References

Saving Lives, Improving Mothers' Care: Lessons learned to inform future maternity care from the UK and Ireland Confidential Enquiries into Maternal Deaths and Morbidity 2009–12. In: Knight M, Kenyon S, Brocklehurst P, Neilson J, Shakespeare J, Kurinczuk JJ (eds). Oxford: National Perinatal Epidemiology Unit, University of Oxford; 2014

Saving Mothers' Lives: reviewing maternal deaths to make motherhood safer—2003-2005. In: Lewis G (ed). London: CEMACH; 2007

Martin R Midwives' experiences of using a modified early obstetric warning score (MEOWS): a grounded theory study. Evidence Based Midwifery. 2015; 13:(2)59-65

Sepsis

02 February 2019
Volume 27 · Issue 2

Abstract

A recent focus on the early identification of sepsis has reduced the number of women dying from this condition; yet midwives still need to be vigilant. Claire Axcell describes a recent experience

I palpate an oncoming contraction. ‘Your bump feels really warm,’ I say to the woman I'm caring for, ‘do you feel OK?’ She replies, shrugging: ‘Yes, I feel fine.’ All the observations were normal, the CTG fine and her labour progressing. However, every time I felt her stomach and palpated a contraction, I would find her stomach warm to the touch, radiating heat in a way that I haven't really felt before.

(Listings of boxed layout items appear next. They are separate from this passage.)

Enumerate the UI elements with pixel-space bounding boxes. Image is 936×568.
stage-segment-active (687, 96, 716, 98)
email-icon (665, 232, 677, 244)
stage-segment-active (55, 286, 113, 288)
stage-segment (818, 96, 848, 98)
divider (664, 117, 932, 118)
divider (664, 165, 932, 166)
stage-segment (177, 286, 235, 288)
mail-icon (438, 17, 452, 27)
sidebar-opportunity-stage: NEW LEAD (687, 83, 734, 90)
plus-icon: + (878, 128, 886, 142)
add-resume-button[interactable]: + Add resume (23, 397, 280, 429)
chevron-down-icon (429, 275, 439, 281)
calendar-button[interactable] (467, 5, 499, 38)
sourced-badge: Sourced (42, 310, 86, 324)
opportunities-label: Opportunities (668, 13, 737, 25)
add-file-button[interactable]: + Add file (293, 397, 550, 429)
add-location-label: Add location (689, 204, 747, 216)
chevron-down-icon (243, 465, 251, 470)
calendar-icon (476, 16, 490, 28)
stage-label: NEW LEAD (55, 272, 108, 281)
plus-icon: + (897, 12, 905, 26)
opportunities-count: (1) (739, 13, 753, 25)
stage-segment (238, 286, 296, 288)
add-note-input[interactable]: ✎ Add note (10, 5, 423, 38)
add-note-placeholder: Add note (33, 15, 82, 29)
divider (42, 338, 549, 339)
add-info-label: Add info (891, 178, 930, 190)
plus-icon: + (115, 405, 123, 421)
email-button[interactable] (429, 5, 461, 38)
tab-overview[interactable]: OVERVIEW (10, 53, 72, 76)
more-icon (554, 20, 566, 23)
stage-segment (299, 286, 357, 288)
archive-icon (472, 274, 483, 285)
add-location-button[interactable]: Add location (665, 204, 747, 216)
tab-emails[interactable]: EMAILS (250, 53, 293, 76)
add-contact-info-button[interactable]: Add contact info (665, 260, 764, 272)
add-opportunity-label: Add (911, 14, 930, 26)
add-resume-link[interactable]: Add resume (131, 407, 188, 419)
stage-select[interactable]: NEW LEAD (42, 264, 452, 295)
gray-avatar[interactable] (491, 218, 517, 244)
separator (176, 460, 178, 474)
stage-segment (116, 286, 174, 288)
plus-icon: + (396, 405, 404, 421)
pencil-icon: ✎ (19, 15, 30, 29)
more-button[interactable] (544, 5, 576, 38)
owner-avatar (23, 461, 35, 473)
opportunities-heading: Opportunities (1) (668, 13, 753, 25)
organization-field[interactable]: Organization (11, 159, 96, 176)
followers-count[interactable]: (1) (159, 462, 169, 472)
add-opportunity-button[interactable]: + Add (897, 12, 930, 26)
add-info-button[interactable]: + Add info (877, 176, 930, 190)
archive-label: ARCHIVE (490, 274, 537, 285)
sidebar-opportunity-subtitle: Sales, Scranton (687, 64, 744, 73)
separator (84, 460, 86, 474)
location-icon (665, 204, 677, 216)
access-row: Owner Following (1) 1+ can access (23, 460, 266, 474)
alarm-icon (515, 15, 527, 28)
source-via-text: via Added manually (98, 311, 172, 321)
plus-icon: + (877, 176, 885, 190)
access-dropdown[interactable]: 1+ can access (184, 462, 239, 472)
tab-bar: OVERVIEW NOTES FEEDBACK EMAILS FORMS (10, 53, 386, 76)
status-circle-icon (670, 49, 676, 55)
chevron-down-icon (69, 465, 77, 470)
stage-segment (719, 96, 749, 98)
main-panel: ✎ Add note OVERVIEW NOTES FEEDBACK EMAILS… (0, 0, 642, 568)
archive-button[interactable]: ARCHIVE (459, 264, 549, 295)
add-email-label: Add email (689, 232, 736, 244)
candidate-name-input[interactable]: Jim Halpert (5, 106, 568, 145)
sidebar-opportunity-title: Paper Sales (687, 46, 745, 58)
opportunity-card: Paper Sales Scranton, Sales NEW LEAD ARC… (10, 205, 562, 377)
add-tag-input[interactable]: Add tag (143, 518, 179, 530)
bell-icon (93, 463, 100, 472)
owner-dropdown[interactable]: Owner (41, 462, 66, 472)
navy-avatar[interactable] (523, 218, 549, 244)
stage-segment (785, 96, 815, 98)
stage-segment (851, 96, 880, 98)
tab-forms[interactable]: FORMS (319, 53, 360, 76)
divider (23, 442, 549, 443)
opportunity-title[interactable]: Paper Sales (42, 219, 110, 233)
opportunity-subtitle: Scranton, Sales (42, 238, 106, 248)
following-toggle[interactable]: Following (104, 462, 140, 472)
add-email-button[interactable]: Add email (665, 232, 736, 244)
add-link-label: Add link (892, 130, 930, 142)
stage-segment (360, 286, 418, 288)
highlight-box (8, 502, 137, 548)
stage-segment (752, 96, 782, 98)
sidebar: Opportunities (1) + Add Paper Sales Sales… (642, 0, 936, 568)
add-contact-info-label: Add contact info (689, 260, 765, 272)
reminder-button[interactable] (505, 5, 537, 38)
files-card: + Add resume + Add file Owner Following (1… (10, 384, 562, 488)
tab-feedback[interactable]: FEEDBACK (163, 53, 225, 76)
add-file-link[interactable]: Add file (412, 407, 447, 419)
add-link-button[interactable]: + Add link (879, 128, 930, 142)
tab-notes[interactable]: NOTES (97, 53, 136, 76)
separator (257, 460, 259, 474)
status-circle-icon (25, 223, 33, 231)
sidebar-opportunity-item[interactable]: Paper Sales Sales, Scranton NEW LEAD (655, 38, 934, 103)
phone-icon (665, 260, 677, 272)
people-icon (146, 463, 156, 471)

It therefore wasn't a surprise when later we were breaking out the sepsis box, taking blood cultures and, as the sepsis board in the staff room reminds us, swabbing everything. I spoke with my clinical lead about this, telling her of my experience and the modified early warning system (MEWS) chart, which didn't back up my feelings that something was not quite right. She said that there will be times like that, where you frown at a partogram or a CTG trace because something inside you says, ‘I'm not happy about this,’ but you can't quantify that feeling into a clinical issue.

One of my favourite lecturers would describe it as an ‘itchy witchy midwifery spidery sense,’ that sense of something that you can't quite put your finger on.

As a midwife, I have come across sepsis far too often. I've seen it develop from a cold, a urinary tract infection and from having premature rupture of membranes. The development is always slightly different, but we have a rigid sepsis screening tool, which is one that is used across the country, as well as the Modified Early Obstetric Warning Score (MEOWS), which is used to screen observations for signs of clinical deterioration and to generate an appropriate response when a trigger point is hit.

Routine examinations such as palpation can help to recognise adverse events

This screening tool was developed as a result of the 2003-2005 confidential enquiry into maternal deaths (Lewis, 2007), which called for the urgent development of an early warning chart to help in identifying those at risk of clinical deterioration. However, one study into the adoption of the MEOWS chart showed that clinical adoption was hindered by lack of understanding about how to use the chart and the reasons why it was being implemented (Martin, 2015).

Due to the rigorous training on the recognition of sepsis, the number of deaths resulting from maternal sepsis has been lowered. In the 2014 MBRRACE report, 83 deaths in total were attributed to sepsis (Knight et al, 2014); while in the 2016 report, this number had fallen to 23 (Tuffnell, 2017).

My experience has left me with a deeper appreciation of the tools that have been developed by those cleverer than me to help recognise and treat adverse events early. Sepsis is a life-threatening condition and, if not treated early and appropriately, can result in serious ill health and possibly even death. Its recognition is down to tools that were handed to us at the very start of our training: taking basic observations and filling in a MEOWS chart and counting the score before escalating to a higher authority if a trigger is hit.

Sometimes observations can feel like a chore, especially if a woman seems well. However, as with many things, sepsis can develop quietly in the background, with the women in our care compensating until they eventually succumb to the infection. It is only through vigilant and mindful care that we can reduce the impact and severity of this condition.